When we decided to can the Customer’s Bill of Rights (I guess you could say it got killed in committee), we wanted to avoid creating zombie values, in part because we already
had a list of stated values, our
watchwords:
Unlike traditional “corporate value statements” that are too easily forgotten or ignored, our watchwords are meant to be easy to grok so that we can truly put them into practice.
While I had always thought of our watchwords as guiding us internally in a loose way, I started to wonder if they could be “operationalized” in a more concrete fashion. What if, instead of a Bill of Rights, we just used our watchwords? I turned my thinking specifically to the customer support team, which I was leading at the time. Could the work of customer support be boiled down to empathy, clarity, and bionics in a way that moved from words to action?
While the work seems obvious in hindsight, this was uncharted territory at the time. We didn’t have a system for quality assurance (QA) within support, so we had to invent it on our own. And no other team at FullStory was (consciously) operationalizing the watchwords. We had to chart our own path.
What we came up with was a series of questions, particular to support, that we would ask to see if we were being true to our watchwords.
- Empathy: Are we truly listening to the customer?
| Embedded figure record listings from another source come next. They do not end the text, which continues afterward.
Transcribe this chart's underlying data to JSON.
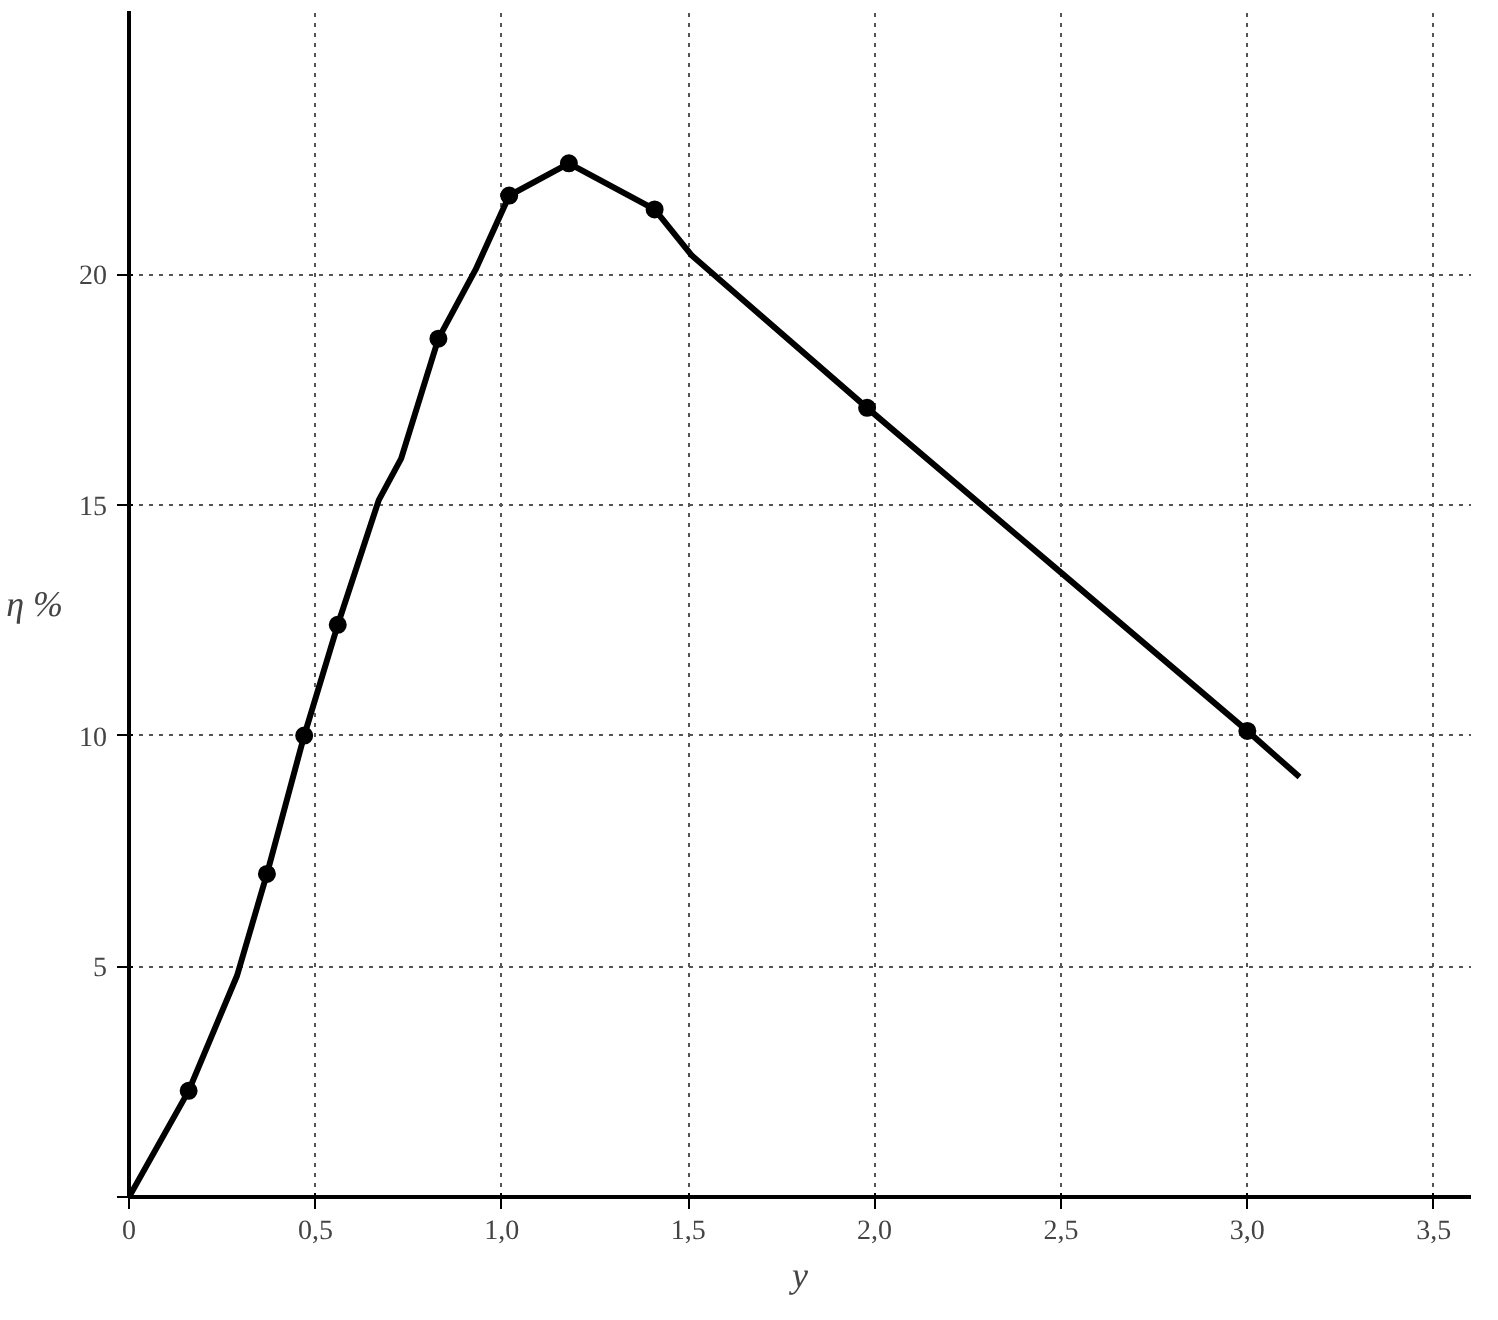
{
  "chart_data": {
    "type": "line",
    "xlabel": "y",
    "ylabel": "η %",
    "xlim": [
      0,
      3.6
    ],
    "ylim": [
      0,
      25.7
    ],
    "xticks": [
      0,
      {
        "value": 0.5,
        "label": "0,5"
      },
      {
        "value": 1.0,
        "label": "1,0"
      },
      {
        "value": 1.5,
        "label": "1,5"
      },
      {
        "value": 2.0,
        "label": "2,0"
      },
      {
        "value": 2.5,
        "label": "2,5"
      },
      {
        "value": 3.0,
        "label": "3,0"
      },
      {
        "value": 3.5,
        "label": "3,5"
      }
    ],
    "yticks": [
      {
        "value": 0,
        "label": null
      },
      5,
      10,
      15,
      20
    ],
    "grid": true,
    "series": [
      {
        "color": "#000000",
        "marker": "none",
        "x": [
          0,
          0.16,
          0.29,
          0.37,
          0.47,
          0.56,
          0.67,
          0.73,
          0.83,
          0.93,
          1.02,
          1.18,
          1.41,
          1.51,
          1.98,
          2.49,
          3.0,
          3.14
        ],
        "values": [
          0,
          2.3,
          4.8,
          7.0,
          10,
          12.4,
          15.1,
          16,
          18.6,
          20.1,
          21.7,
          22.4,
          21.4,
          20.4,
          17.1,
          13.6,
          10.1,
          9.1
        ]
      },
      {
        "type": "scatter",
        "color": "#000000",
        "marker": "circle",
        "x": [
          0.16,
          0.37,
          0.47,
          0.56,
          0.83,
          1.02,
          1.18,
          1.41,
          1.98,
          3.0
        ],
        "values": [
          2.3,
          7.0,
          10,
          12.4,
          18.6,
          21.7,
          22.4,
          21.4,
          17.1,
          10.1
        ]
      }
    ]
  }
}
- Clarity: Does our response exude confidence and competence?
- Bionics: Are we reporting bugs so that the product better supports customers in the future?
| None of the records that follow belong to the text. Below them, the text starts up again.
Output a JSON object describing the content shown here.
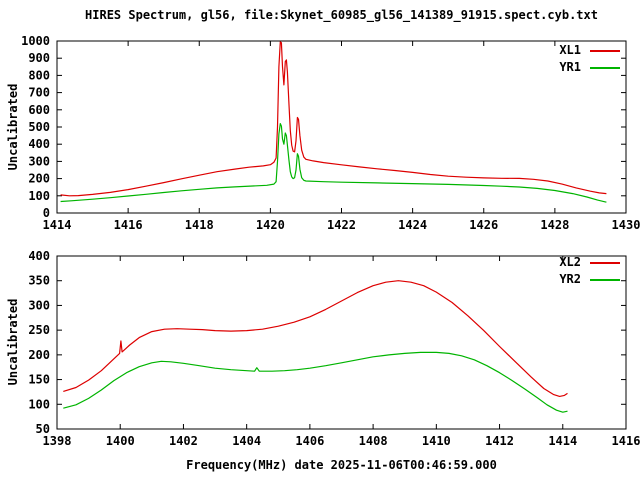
{
  "colors": {
    "axis": "#000000",
    "background": "#ffffff",
    "series_red": "#dd0000",
    "series_green": "#00b400"
  },
  "chart_data": {
    "type": "line",
    "title": "HIRES Spectrum, gl56, file:Skynet_60985_gl56_141389_91915.spect.cyb.txt",
    "xlabel": "Frequency(MHz) date 2025-11-06T00:46:59.000",
    "grid": false,
    "legend_position": "top-right-inside",
    "panels": [
      {
        "name": "top-spectrum",
        "ylabel": "Uncalibrated",
        "xlim": [
          1414,
          1430
        ],
        "ylim": [
          0,
          1000
        ],
        "xticks": [
          1414,
          1416,
          1418,
          1420,
          1422,
          1424,
          1426,
          1428,
          1430
        ],
        "yticks": [
          0,
          100,
          200,
          300,
          400,
          500,
          600,
          700,
          800,
          900,
          1000
        ],
        "legend": [
          {
            "name": "XL1",
            "color": "#dd0000"
          },
          {
            "name": "YR1",
            "color": "#00b400"
          }
        ],
        "series": [
          {
            "name": "XL1",
            "color": "#dd0000",
            "points": [
              [
                1414.1,
                105
              ],
              [
                1414.35,
                100
              ],
              [
                1414.6,
                101
              ],
              [
                1415.0,
                108
              ],
              [
                1415.5,
                120
              ],
              [
                1416.0,
                136
              ],
              [
                1416.5,
                156
              ],
              [
                1417.0,
                177
              ],
              [
                1417.5,
                199
              ],
              [
                1418.0,
                220
              ],
              [
                1418.5,
                240
              ],
              [
                1419.0,
                255
              ],
              [
                1419.4,
                266
              ],
              [
                1419.8,
                274
              ],
              [
                1420.0,
                281
              ],
              [
                1420.1,
                295
              ],
              [
                1420.16,
                320
              ],
              [
                1420.2,
                500
              ],
              [
                1420.24,
                850
              ],
              [
                1420.28,
                995
              ],
              [
                1420.31,
                990
              ],
              [
                1420.34,
                850
              ],
              [
                1420.38,
                745
              ],
              [
                1420.42,
                880
              ],
              [
                1420.45,
                890
              ],
              [
                1420.48,
                820
              ],
              [
                1420.52,
                640
              ],
              [
                1420.56,
                480
              ],
              [
                1420.6,
                395
              ],
              [
                1420.64,
                360
              ],
              [
                1420.68,
                355
              ],
              [
                1420.72,
                420
              ],
              [
                1420.76,
                555
              ],
              [
                1420.79,
                545
              ],
              [
                1420.83,
                450
              ],
              [
                1420.88,
                365
              ],
              [
                1420.94,
                325
              ],
              [
                1421.0,
                312
              ],
              [
                1421.2,
                303
              ],
              [
                1421.5,
                293
              ],
              [
                1422.0,
                280
              ],
              [
                1422.5,
                268
              ],
              [
                1423.0,
                257
              ],
              [
                1423.5,
                247
              ],
              [
                1424.0,
                236
              ],
              [
                1424.5,
                224
              ],
              [
                1425.0,
                214
              ],
              [
                1425.5,
                208
              ],
              [
                1426.0,
                204
              ],
              [
                1426.5,
                202
              ],
              [
                1427.0,
                201
              ],
              [
                1427.4,
                196
              ],
              [
                1427.8,
                186
              ],
              [
                1428.2,
                168
              ],
              [
                1428.6,
                146
              ],
              [
                1429.0,
                127
              ],
              [
                1429.25,
                117
              ],
              [
                1429.45,
                113
              ]
            ]
          },
          {
            "name": "YR1",
            "color": "#00b400",
            "points": [
              [
                1414.1,
                67
              ],
              [
                1414.4,
                71
              ],
              [
                1415.0,
                80
              ],
              [
                1415.5,
                89
              ],
              [
                1416.0,
                99
              ],
              [
                1416.5,
                109
              ],
              [
                1417.0,
                119
              ],
              [
                1417.5,
                129
              ],
              [
                1418.0,
                138
              ],
              [
                1418.5,
                146
              ],
              [
                1419.0,
                152
              ],
              [
                1419.5,
                157
              ],
              [
                1419.9,
                161
              ],
              [
                1420.1,
                168
              ],
              [
                1420.16,
                182
              ],
              [
                1420.2,
                300
              ],
              [
                1420.24,
                460
              ],
              [
                1420.28,
                520
              ],
              [
                1420.31,
                505
              ],
              [
                1420.34,
                430
              ],
              [
                1420.38,
                400
              ],
              [
                1420.42,
                465
              ],
              [
                1420.45,
                450
              ],
              [
                1420.48,
                395
              ],
              [
                1420.52,
                310
              ],
              [
                1420.56,
                240
              ],
              [
                1420.6,
                210
              ],
              [
                1420.64,
                200
              ],
              [
                1420.68,
                205
              ],
              [
                1420.72,
                250
              ],
              [
                1420.76,
                345
              ],
              [
                1420.79,
                330
              ],
              [
                1420.83,
                255
              ],
              [
                1420.88,
                205
              ],
              [
                1420.94,
                190
              ],
              [
                1421.0,
                186
              ],
              [
                1421.5,
                182
              ],
              [
                1422.0,
                179
              ],
              [
                1423.0,
                175
              ],
              [
                1424.0,
                171
              ],
              [
                1425.0,
                166
              ],
              [
                1426.0,
                160
              ],
              [
                1426.5,
                156
              ],
              [
                1427.0,
                151
              ],
              [
                1427.5,
                143
              ],
              [
                1428.0,
                131
              ],
              [
                1428.5,
                113
              ],
              [
                1428.9,
                93
              ],
              [
                1429.2,
                75
              ],
              [
                1429.45,
                63
              ]
            ]
          }
        ]
      },
      {
        "name": "bottom-spectrum",
        "ylabel": "Uncalibrated",
        "xlim": [
          1398,
          1416
        ],
        "ylim": [
          50,
          400
        ],
        "xticks": [
          1398,
          1400,
          1402,
          1404,
          1406,
          1408,
          1410,
          1412,
          1414,
          1416
        ],
        "yticks": [
          50,
          100,
          150,
          200,
          250,
          300,
          350,
          400
        ],
        "legend": [
          {
            "name": "XL2",
            "color": "#dd0000"
          },
          {
            "name": "YR2",
            "color": "#00b400"
          }
        ],
        "series": [
          {
            "name": "XL2",
            "color": "#dd0000",
            "points": [
              [
                1398.2,
                126
              ],
              [
                1398.6,
                134
              ],
              [
                1399.0,
                149
              ],
              [
                1399.4,
                168
              ],
              [
                1399.8,
                192
              ],
              [
                1399.98,
                203
              ],
              [
                1400.02,
                228
              ],
              [
                1400.06,
                206
              ],
              [
                1400.3,
                220
              ],
              [
                1400.6,
                235
              ],
              [
                1401.0,
                247
              ],
              [
                1401.4,
                252
              ],
              [
                1401.8,
                253
              ],
              [
                1402.2,
                252
              ],
              [
                1402.6,
                251
              ],
              [
                1403.0,
                249
              ],
              [
                1403.5,
                248
              ],
              [
                1404.0,
                249
              ],
              [
                1404.5,
                252
              ],
              [
                1405.0,
                258
              ],
              [
                1405.5,
                266
              ],
              [
                1406.0,
                277
              ],
              [
                1406.5,
                292
              ],
              [
                1407.0,
                309
              ],
              [
                1407.5,
                326
              ],
              [
                1408.0,
                340
              ],
              [
                1408.4,
                347
              ],
              [
                1408.8,
                350
              ],
              [
                1409.2,
                347
              ],
              [
                1409.6,
                340
              ],
              [
                1410.0,
                327
              ],
              [
                1410.5,
                306
              ],
              [
                1411.0,
                279
              ],
              [
                1411.5,
                249
              ],
              [
                1412.0,
                217
              ],
              [
                1412.5,
                186
              ],
              [
                1413.0,
                155
              ],
              [
                1413.4,
                132
              ],
              [
                1413.7,
                120
              ],
              [
                1413.9,
                116
              ],
              [
                1414.05,
                118
              ],
              [
                1414.15,
                122
              ]
            ]
          },
          {
            "name": "YR2",
            "color": "#00b400",
            "points": [
              [
                1398.2,
                92
              ],
              [
                1398.6,
                99
              ],
              [
                1399.0,
                112
              ],
              [
                1399.4,
                129
              ],
              [
                1399.8,
                148
              ],
              [
                1400.2,
                164
              ],
              [
                1400.6,
                176
              ],
              [
                1401.0,
                184
              ],
              [
                1401.3,
                187
              ],
              [
                1401.6,
                186
              ],
              [
                1402.0,
                183
              ],
              [
                1402.5,
                178
              ],
              [
                1403.0,
                173
              ],
              [
                1403.5,
                170
              ],
              [
                1404.0,
                168
              ],
              [
                1404.25,
                167
              ],
              [
                1404.32,
                174
              ],
              [
                1404.4,
                167
              ],
              [
                1404.8,
                167
              ],
              [
                1405.2,
                168
              ],
              [
                1405.6,
                170
              ],
              [
                1406.0,
                173
              ],
              [
                1406.5,
                178
              ],
              [
                1407.0,
                184
              ],
              [
                1407.5,
                190
              ],
              [
                1408.0,
                196
              ],
              [
                1408.5,
                200
              ],
              [
                1409.0,
                203
              ],
              [
                1409.5,
                205
              ],
              [
                1410.0,
                205
              ],
              [
                1410.4,
                203
              ],
              [
                1410.8,
                198
              ],
              [
                1411.2,
                190
              ],
              [
                1411.6,
                178
              ],
              [
                1412.0,
                164
              ],
              [
                1412.4,
                148
              ],
              [
                1412.8,
                131
              ],
              [
                1413.2,
                113
              ],
              [
                1413.5,
                99
              ],
              [
                1413.8,
                88
              ],
              [
                1414.0,
                84
              ],
              [
                1414.15,
                86
              ]
            ]
          }
        ]
      }
    ]
  }
}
We didn’t just put the questions in a document and walk away, returning to them only in reaction to a bad customer email. We baked them into a repeatable process using
MaestroQA. This forced us to return to our watchwords week over week and ask if we were being true to empathy, clarity, and bionics.
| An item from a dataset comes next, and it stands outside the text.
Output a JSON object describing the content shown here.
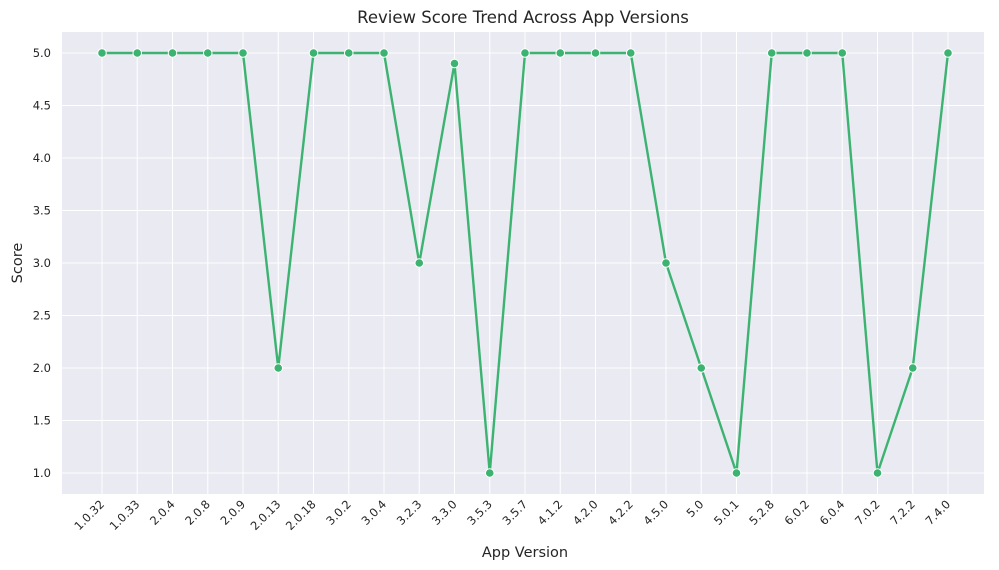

If you’ll forgive me running a bit long here, the success of this endeavor wasn’t due to a manager reviewing tickets every week (though that was part of it). The real reason this worked was because of peer review. If I noticed that a team member was falling a bit short with one of the watchwords, I’d ask them if they were caught up on peer review. Most of the time, the answer was no. So as a remedy, I would suggest they get caught up. The work of grading a peer’s work in reference to the watchwords forces you to stop and think. The stopping and thinking is what internalizes the values, far more than reviewing notes from a manager.